Brierley's tilt at cashed-up Kirkcaldie lapses
Kirkcaldie's board of directors repeatedly advised shareholders not to accept Mercantile's offer, which was initially $2.75 per share but was increased to $3 per share in April.
Mercantile is the third-largest shareholder in Kirkcaldie, which operated the upscale Wellington department store now being redeveloped as the first New Zealand branch of Australian retailer David Jones.
Sir Ron was looking to secure the residual assets of Kirkcaldie. Its ultimate value depends on the cost of exiting remaining property leases.
"Mercantile NZ gives notice that it has not received sufficient acceptances under the offer to satisfy the minimum acceptance condition of the offer and thus, the offer has lapsed in accordance with its terms and conditions and all acceptance forms will be destroyed," the company says.
The minimum acceptance condition in the initial offer document relied on Mercantile getting 90% of voting rights in Kirkcaldie by the closing date unless it accepted a lower level of 50%.
According to a substantial security holder notice filed to the NZX, Mercantile now holds 9.9% of Kirkcaldie, down from 11% on April 1.
Two weeks ago, the board lifted its estimate for the cash that will be returned to shareholders when the company is wound up to a range of $3.50-3.60 a share, from a previous range of $2.99-3.49, having exited the lease on its Petone premises and sub-leased its Thorndon Quay site.

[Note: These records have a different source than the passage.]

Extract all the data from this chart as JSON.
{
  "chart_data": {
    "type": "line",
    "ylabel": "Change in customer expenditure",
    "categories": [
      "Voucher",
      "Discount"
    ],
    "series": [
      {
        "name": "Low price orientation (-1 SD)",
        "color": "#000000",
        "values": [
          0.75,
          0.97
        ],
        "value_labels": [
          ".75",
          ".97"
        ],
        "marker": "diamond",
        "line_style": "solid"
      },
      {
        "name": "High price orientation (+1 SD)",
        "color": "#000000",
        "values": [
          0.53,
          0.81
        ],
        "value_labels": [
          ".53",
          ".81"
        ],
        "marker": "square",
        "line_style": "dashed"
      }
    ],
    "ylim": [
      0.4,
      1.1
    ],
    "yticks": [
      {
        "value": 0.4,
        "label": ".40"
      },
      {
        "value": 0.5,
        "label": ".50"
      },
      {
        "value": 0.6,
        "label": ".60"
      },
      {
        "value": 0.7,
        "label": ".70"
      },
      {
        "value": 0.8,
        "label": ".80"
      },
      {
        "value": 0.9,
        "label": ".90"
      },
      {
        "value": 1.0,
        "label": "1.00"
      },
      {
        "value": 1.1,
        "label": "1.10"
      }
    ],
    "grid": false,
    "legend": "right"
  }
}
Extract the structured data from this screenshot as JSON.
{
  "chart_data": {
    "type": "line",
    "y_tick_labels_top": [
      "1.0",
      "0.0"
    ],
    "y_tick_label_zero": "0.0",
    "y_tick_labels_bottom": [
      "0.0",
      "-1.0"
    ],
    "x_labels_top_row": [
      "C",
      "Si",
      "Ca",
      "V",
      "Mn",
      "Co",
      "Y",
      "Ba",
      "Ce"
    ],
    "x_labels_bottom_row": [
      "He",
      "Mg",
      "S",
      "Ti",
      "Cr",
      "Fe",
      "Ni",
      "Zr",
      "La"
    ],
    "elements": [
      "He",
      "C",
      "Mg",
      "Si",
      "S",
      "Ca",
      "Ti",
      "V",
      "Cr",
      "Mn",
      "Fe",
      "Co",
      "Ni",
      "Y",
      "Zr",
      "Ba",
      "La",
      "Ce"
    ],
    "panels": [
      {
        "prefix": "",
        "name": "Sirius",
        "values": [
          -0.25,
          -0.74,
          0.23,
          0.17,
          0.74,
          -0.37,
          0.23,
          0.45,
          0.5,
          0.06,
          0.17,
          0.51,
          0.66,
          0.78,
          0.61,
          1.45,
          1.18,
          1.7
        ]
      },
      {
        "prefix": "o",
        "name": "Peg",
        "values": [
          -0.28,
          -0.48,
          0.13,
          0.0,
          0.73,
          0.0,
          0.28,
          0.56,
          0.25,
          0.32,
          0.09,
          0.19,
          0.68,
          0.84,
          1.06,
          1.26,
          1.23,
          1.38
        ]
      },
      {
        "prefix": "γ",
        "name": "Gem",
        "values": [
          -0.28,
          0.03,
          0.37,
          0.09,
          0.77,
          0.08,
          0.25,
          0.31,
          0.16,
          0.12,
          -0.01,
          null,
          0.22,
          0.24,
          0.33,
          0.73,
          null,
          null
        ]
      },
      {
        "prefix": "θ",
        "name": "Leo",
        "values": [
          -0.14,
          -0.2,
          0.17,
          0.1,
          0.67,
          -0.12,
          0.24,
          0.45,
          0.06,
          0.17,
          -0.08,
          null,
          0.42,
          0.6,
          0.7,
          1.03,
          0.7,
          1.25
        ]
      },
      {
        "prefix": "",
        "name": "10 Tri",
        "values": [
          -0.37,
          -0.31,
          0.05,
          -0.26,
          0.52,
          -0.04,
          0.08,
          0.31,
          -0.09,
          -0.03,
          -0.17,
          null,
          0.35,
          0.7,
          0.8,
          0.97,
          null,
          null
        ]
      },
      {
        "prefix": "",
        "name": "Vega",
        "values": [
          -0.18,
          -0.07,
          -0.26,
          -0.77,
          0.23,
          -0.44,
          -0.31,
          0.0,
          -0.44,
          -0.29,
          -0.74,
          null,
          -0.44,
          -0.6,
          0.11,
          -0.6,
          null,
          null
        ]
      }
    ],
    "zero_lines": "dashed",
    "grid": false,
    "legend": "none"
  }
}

"In light of these revised numbers we continue to recommend that you do not sell your shares to Mercantile for $3," Kirkcaldie says. "The board is confident of the company being able to distribute to shareholders between $3.50-3.60 per share in a winding up during the course of 2017. We would look to do so as quickly as possible and have a clear strategy for doing so."
Kirkcaldie stock was trading at $1.559 before Sir Ron first flagged his takeover offer at $2.75 apiece in February. The shares last traded at $3.26.